Chagford House Including Front Terrace is a Grade II listed building in the Dartmoor National Park local planning authority area, England. First listed on 20 February 1952. Mansion. 2 related planning applications.

Chagford House Including Front Terrace

WRENN ID
seventh-bailey-frost
Grade
II
Local Planning Authority
Dartmoor National Park
Country
England
Date first listed
20 February 1952
Type
Mansion
Source
Historic England listing

Description

Chagford House Including Front Terrace

A small mansion of approximately 1820, built of plastered granite rubble with a slate roof. The house faces north-east and follows a double-depth plan with the principal rooms positioned at the centre and north-western end of the main block. These rooms flank a spacious entrance hall and rear staircase, served by back-to-back fireplaces via an axial stack. The left rooms are also served by axial and end stacks respectively. The main block extends south-eastwards with a slightly set-back front, containing two small rooms (one a study) with their own stacks, and service rooms to the rear. A kitchen block with an end stack projects to the rear, left of centre. The building is two storeys with some attic space. Chimney stacks are constructed of granite rubble with some plastered brick tops, though the principal shafts are granite ashlar.

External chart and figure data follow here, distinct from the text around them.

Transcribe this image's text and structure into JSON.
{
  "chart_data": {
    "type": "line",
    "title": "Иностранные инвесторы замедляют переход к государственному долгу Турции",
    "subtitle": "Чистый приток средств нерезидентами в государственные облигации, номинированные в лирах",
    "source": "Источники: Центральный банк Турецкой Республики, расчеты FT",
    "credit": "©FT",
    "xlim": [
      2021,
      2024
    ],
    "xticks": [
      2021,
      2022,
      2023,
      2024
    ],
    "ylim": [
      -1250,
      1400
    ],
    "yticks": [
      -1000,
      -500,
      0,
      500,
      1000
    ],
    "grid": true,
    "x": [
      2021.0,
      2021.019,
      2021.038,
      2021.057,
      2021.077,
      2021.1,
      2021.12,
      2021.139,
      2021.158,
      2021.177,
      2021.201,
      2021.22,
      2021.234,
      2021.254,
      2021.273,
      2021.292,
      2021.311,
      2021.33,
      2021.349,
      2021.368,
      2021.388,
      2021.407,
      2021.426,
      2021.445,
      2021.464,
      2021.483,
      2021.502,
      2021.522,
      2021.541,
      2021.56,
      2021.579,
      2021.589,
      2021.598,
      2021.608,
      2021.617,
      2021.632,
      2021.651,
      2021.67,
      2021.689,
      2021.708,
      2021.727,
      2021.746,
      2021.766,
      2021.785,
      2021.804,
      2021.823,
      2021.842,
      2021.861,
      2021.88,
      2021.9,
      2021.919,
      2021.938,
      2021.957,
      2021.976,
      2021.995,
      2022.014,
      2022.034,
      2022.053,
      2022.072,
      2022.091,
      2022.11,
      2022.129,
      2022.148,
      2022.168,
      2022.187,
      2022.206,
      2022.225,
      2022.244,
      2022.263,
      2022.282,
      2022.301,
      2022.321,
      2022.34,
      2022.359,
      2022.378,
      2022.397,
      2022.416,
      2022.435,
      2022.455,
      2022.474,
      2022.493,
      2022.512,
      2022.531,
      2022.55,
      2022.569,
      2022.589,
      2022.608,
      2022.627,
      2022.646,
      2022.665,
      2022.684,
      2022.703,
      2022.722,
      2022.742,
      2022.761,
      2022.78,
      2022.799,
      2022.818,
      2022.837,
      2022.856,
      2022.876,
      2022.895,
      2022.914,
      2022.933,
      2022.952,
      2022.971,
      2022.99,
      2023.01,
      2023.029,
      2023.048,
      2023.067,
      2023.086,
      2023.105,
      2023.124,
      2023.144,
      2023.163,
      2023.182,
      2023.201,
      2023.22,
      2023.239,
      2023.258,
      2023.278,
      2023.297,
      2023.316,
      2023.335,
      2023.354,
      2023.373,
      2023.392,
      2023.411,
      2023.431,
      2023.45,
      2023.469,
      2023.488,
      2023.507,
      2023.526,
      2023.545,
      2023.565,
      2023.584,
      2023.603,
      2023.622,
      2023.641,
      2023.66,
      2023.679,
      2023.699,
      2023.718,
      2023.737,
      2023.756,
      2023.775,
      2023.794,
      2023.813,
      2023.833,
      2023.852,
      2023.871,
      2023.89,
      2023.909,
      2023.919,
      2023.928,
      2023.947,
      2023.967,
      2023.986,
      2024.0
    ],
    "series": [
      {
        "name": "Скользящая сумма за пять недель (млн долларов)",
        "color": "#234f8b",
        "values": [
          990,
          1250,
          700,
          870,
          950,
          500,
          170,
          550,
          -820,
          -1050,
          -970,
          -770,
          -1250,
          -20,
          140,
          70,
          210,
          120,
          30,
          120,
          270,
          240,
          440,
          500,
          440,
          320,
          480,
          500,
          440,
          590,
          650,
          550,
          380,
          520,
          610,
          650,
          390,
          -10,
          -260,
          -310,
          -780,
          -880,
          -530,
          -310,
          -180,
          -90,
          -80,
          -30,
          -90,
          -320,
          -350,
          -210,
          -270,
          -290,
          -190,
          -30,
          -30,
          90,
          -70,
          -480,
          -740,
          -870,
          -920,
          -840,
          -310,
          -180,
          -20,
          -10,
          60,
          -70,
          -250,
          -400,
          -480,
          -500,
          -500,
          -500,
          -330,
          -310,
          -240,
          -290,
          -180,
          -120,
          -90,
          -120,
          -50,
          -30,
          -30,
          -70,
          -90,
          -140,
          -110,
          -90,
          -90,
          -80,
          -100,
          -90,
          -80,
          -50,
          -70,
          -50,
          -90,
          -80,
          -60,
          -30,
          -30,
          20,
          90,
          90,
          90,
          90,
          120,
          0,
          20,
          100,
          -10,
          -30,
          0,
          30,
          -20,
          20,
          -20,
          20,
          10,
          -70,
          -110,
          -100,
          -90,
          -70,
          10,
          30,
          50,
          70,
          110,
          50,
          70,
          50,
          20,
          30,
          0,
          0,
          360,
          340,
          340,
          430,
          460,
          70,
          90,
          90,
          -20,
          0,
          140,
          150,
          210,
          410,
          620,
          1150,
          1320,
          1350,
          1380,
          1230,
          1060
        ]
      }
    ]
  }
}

The exterior features a prominent five-window front facing the principal rooms, composed mostly of original twelve-pane sashes symmetrically arranged around a large central doorway. The doors are panelled and part-glazed with glazing bars, topped by an overlight with a geometric pattern of glazing bars, double margin panes and corner rosettes. The doors have fielded panel reveals and are sheltered by a flat-roofed Tuscan porch with large turned granite outer columns and moulded timber architrave. Plain projecting eaves crown the front, with hipped roofs at both ends. The three-window ends also contain twelve-pane sashes. The rear elevation features a large round-headed sash window to the stairs with Y-tracery glazing bars, below which stands a secondary porch possibly of later date. This porch extends along the kitchen block as storage sheds. The left parlour has a double twelve-pane sash divided by a plain granite mullion. The kitchen block possesses a hipped roof and includes a first-floor round-headed sash, a smaller version of the stair window, on its inner side. The service courtyard formed between the kitchen block and service end is enclosed with twelve-pane sashes and some ground-floor fixed pane windows protected by external iron bars.

The interior remains little modernised. The entrance hall is lined with tall full-height panelling above the dado. The staircase is a large geometric structure with an open string, slender turned balusters, moulded mahogany handrail and curtain step. All principal rooms are panelled in matching style. The left front parlour features an original grey marble chimneypiece with console-shaped fluted sides and a papier-mâché ceiling in Jacobean style. The right front parlour contains a secondary timber bolection chimneypiece with panelled overmantel containing portraits, and a papier-mâché ceiling in Adams style. The interior contains much good joinery detail throughout, supplemented by some secondary late nineteenth-century Jacobean and seventeenth-century-style detail.

The front terrace is enclosed by a low open granite balustrade with a soffit-moulded flat-topped rail supported on square king posts, with thinner chamfered balusters between them reminiscent of local seventeenth-century window mullions. Plain granite flower bowls sit along the top.